To compare the efficacy and safety of low molecular weight heparins and unfractionated heparin in the initial treatment of deep venous thrombosis for the reduction of recurrent thromboembolic events, death, extension of thrombus, and haemorrhages.

DESIGN

Meta-analysis of results from 16 randomised controlled clinical studies.

SUBJECTS

2045 patients with established deep venous thrombosis.

INTERVENTION

Treatment with low molecular weight heparins or unfractionated heparin.

MAIN OUTCOME MEASURES

Incidences of thromboembolic events (deep venous thrombosis or pulmonary embolism, or both); major haemorrhages; total mortality; and extension of thrombus.

RESULTS

A significant reduction in the incidence of thrombus extension (common odds ratio 0.51, 95% confidence interval 0.32 to 0.83; P = 0.006) in favour of low molecular weight heparin was observed.
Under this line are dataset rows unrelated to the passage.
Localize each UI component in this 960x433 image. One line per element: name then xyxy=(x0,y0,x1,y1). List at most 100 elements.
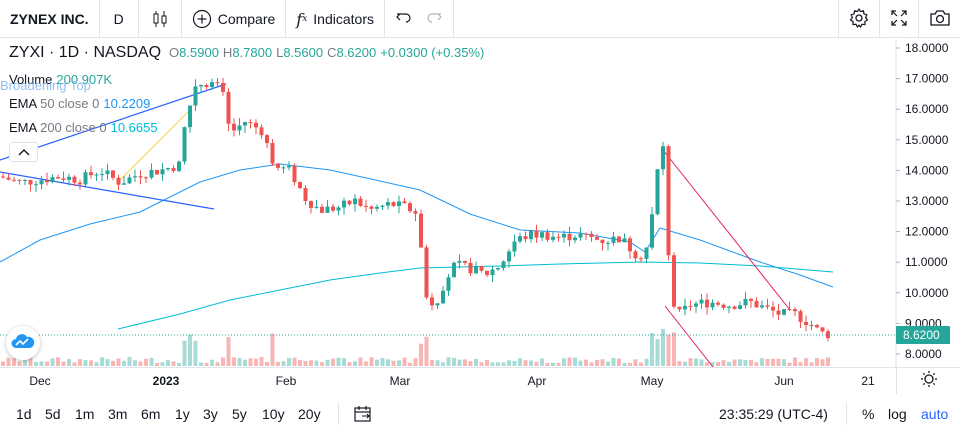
range-1d-button[interactable]: 1d xyxy=(16,406,32,422)
volume-bar xyxy=(787,362,792,366)
volume-bar xyxy=(171,361,176,366)
volume-bar xyxy=(105,359,110,366)
candle-body xyxy=(408,203,412,212)
price-tick-label: 10.0000 xyxy=(905,286,949,300)
range-10y-button[interactable]: 10y xyxy=(262,406,285,422)
goto-date-button[interactable] xyxy=(353,405,373,428)
range-20y-button[interactable]: 20y xyxy=(298,406,321,422)
volume-bar xyxy=(716,362,720,366)
axis-settings-button[interactable] xyxy=(896,367,960,394)
volume-bar xyxy=(578,360,583,366)
volume-bar xyxy=(567,357,572,366)
candle-body xyxy=(738,305,742,309)
settings-button[interactable] xyxy=(838,0,879,38)
volume-bar xyxy=(589,362,594,366)
legend-open: O8.5900 xyxy=(169,45,219,60)
candle-body xyxy=(380,205,385,207)
volume-bar xyxy=(111,360,115,366)
chart-style-button[interactable] xyxy=(139,0,182,38)
volume-bar xyxy=(644,358,649,366)
legend-ema200[interactable]: EMA 200 close 0 10.6655 xyxy=(9,120,158,135)
volume-bar xyxy=(314,360,319,366)
time-axis[interactable]: Dec 2023 Feb Mar Apr May Jun 21 xyxy=(0,367,896,394)
range-6m-button[interactable]: 6m xyxy=(141,406,161,422)
legend-close: C8.6200 xyxy=(327,45,377,60)
volume-bar xyxy=(507,360,511,366)
candle-body xyxy=(809,325,814,327)
legend-collapse-button[interactable] xyxy=(9,142,38,162)
legend-high: H8.7800 xyxy=(222,45,273,60)
candle-body xyxy=(534,230,539,238)
percent-toggle[interactable]: % xyxy=(862,406,875,422)
range-1m-button[interactable]: 1m xyxy=(75,406,95,422)
volume-bar xyxy=(435,360,440,366)
camera-icon xyxy=(929,8,951,31)
candle-body xyxy=(94,174,99,176)
candle-body xyxy=(617,236,621,243)
candle-body xyxy=(72,176,77,183)
candle-body xyxy=(677,306,682,310)
redo-icon xyxy=(425,9,443,30)
volume-bar xyxy=(248,358,253,366)
volume-bar xyxy=(595,359,599,366)
volume-bar xyxy=(281,361,286,366)
fullscreen-button[interactable] xyxy=(879,0,918,38)
candle-body xyxy=(127,177,132,184)
volume-bar xyxy=(254,358,258,366)
volume-bar xyxy=(633,359,638,366)
volume-bar xyxy=(611,357,616,366)
volume-bar xyxy=(61,361,66,366)
volume-bar xyxy=(1,361,5,366)
time-label: Dec xyxy=(29,374,51,388)
volume-bar xyxy=(479,362,484,366)
snapshot-button[interactable] xyxy=(918,0,960,38)
volume-bar xyxy=(666,334,671,366)
candle-body xyxy=(122,183,126,185)
range-5d-button[interactable]: 5d xyxy=(45,406,61,422)
candle-body xyxy=(435,303,440,306)
candle-body xyxy=(666,146,671,256)
candle-body xyxy=(567,233,572,241)
tradingview-logo-button[interactable] xyxy=(6,326,40,360)
volume-bar xyxy=(804,358,808,366)
price-chart[interactable]: 18.0000 17.0000 16.0000 15.0000 14.0000 13.00… xyxy=(0,39,960,367)
range-3m-button[interactable]: 3m xyxy=(108,406,128,422)
candle-body xyxy=(402,201,407,204)
range-1y-button[interactable]: 1y xyxy=(175,406,190,422)
indicators-label: Indicators xyxy=(313,11,374,27)
plus-circle-icon xyxy=(192,9,212,29)
candle-body xyxy=(270,143,275,164)
candle-body xyxy=(144,177,148,179)
candle-body xyxy=(628,238,632,252)
volume-bar xyxy=(446,357,451,366)
range-5y-button[interactable]: 5y xyxy=(232,406,247,422)
candle-body xyxy=(248,122,253,124)
legend-ema50[interactable]: EMA 50 close 0 10.2209 xyxy=(9,96,151,111)
compare-button[interactable]: Compare xyxy=(182,0,287,38)
volume-bar xyxy=(243,359,247,366)
undo-button[interactable] xyxy=(385,0,419,38)
redo-button[interactable] xyxy=(419,0,454,38)
interval-button[interactable]: D xyxy=(100,0,139,38)
volume-bar xyxy=(826,357,830,366)
legend-volume[interactable]: Volume 200.907K xyxy=(9,72,113,87)
candle-body xyxy=(474,265,478,274)
clock-time[interactable]: 23:35:29 (UTC-4) xyxy=(719,406,828,422)
price-tick-label: 16.0000 xyxy=(905,102,949,116)
candle-body xyxy=(556,236,561,238)
volume-bar xyxy=(127,357,132,366)
volume-bar xyxy=(765,359,770,366)
log-toggle[interactable]: log xyxy=(888,406,907,422)
candle-body xyxy=(716,302,720,305)
candle-body xyxy=(177,161,181,171)
volume-bar xyxy=(270,333,275,366)
bottom-toolbar: 1d 5d 1m 3m 6m 1y 3y 5y 10y 20y 23:35:29… xyxy=(0,397,960,433)
candle-body xyxy=(265,135,269,144)
range-3y-button[interactable]: 3y xyxy=(203,406,218,422)
volume-bar xyxy=(397,360,401,366)
auto-toggle[interactable]: auto xyxy=(921,406,949,422)
volume-bar xyxy=(215,362,220,366)
symbol-search-button[interactable]: ZYNEX INC. xyxy=(0,0,100,38)
candle-body xyxy=(518,236,522,242)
Non-significant trends also in favour of the low molecular weight heparins were observed for the recurrence of thromboembolic events (0.66, 0.41 to 1.07; P = 0.09), major haemorrhages (0.65, 0.36 to 1.16; P = 0.15), and total mortality (0.72, 0.46 to 1.4; P = 0.16).

CONCLUSIONS

Low molecular weight heparins seem to have a higher benefit to risk ratio than unfractionated heparin in the treatment of venous thrombosis. These results, however, remain to be confirmed by using clinical outcomes in suitably powered clinical trials.